Prague (kath.net/KAP) Czech Foreign Minister Karel Schwarzenberg valued the late Otto Habsburg as "an important Europe-oriented and interesting person". It should not be forgotten, "that he knew from the beginning, what Hitler really was", said Scharzenberg in an interview.
Already as a young man, the Habsburg aligned himself against the NS Dictator. That the military occupation of Austria was launched under the cover name of "Operation Otto", indicates that "the Nazis knew that he was their primary foe."
Even the service of the deceased to a more closely integrated Europe is unforgettable, said the Chief of Czech Diplomacy. Habsburg had "fought most courageously for all our Nations and peoples, who were in his time imprisoned behind the Iron Curtain."
Even people like Jiri Pelikan, who sat in the European Parliament for the Italian Socialist Party, had spoken of Otto as a man, "who knew his stuff and worked with complete competence".
Schwarzenberg recalled also that this would be one of the last people who had a constitutional function "in the old Monarchy": "We must not forget that he was the Crown Prince of Austria, Hungary and Bohemia."
The deceased had a "colossal joy", as he received an honorary citizenship of the City of Brandys nad Labem. The Castle of Brandeis on the Elbe is "the most favorite rest stop for his beloved father", he wanted to acquire it in order to make it the family home.
Brandys nad Labem is today a center for the honor of the Beautified Emperor Karl in the Czech Republic and forms with the Pilgrimage site Stara Boleslav, the place of the Martyrdom of St. Wenzel, a twin city. Pope Benedict XVI. visited Stara Boleslav in 2009 and celebrated an open air Mass in a meadow near Castle Brandeis.
The news "Lidove noviny" concluded the interview with Foreign Minister Schwarzberg, that had Otto von Habsburg gained the throne, then he would have been a Bohemian King with the longest reign. As a long serving member of the European Parliament he had aimed toward the integration of the post-Communist nations in the European and Atlantic structures.
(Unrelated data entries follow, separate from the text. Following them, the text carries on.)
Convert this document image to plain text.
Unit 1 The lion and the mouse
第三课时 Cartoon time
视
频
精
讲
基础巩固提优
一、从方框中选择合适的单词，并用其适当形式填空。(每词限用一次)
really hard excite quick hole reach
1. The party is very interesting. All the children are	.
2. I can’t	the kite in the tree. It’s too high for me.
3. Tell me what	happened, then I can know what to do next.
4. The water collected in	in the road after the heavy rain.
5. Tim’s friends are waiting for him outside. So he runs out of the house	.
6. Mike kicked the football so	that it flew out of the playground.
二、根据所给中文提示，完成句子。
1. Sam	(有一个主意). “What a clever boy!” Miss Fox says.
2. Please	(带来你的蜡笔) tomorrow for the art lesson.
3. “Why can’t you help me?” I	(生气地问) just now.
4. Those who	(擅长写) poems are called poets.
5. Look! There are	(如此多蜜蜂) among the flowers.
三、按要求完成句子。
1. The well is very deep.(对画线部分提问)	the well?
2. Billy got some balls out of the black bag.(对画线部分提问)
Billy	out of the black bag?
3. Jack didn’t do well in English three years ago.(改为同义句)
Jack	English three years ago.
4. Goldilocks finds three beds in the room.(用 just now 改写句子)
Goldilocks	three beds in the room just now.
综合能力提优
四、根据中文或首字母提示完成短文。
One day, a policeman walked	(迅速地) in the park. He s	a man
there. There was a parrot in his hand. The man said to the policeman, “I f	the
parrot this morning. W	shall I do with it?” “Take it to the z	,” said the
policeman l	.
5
Special mention is also to be made of his efforts to support the Czech side with the displaced South Germans [Suddeten] and for the annulment of the Benes Decree. In this connection he "did not rarely criticize the politicians of the Czech Republic, who considered his activities to be conflicting."
Link here...
kath.net original...
Not sure what Amemus Amnesium is going on about at
AQ, but he seems to be disagreeing with the Foreign Minister's contention about Otto Habsburg being Hitler's most significant and dangerous foe. Sometimes it's hard to decipher what this poster is talking about because he doesn't always address himself to the question, and is often more interested in his own nationalist concerns, like raising awareness about how the Sudetenland Germans were treated. Apparently, he's still upset over how Otto Habsburg favored the Czech government over the claims of the Suddeten Germans, than he is about the actual article.
So, Otto Habsburg was sent to Dachau, that's interesting. Didn't know that:
Bad translation.
1. Otto von Habsburg supported the annulment of the illegitimate and genocidal Benes decrees (plural form) which from 1945 until today declare as lawless the ethnic Germans (or Sudeten Germans, not 'south Germans') of Bohemia, Moravia and formerly Austrian (southern) Silesia.
2. I am surprised Karl Fürst zu Schwarzenberg, now a Czech minister of Foreign Affairs, would mention this. It seems the Czech people and Czech politicians with their anti-German popular agitation against the Sudeten German victims are now slowly changing their minds.
3. Otto von Habsburg was not a primary target of the Nazis, although he was one of the targets. So was Kurt von Schussnig. And he also survived the war in a privileged [so you say]concentration camp of Dachau.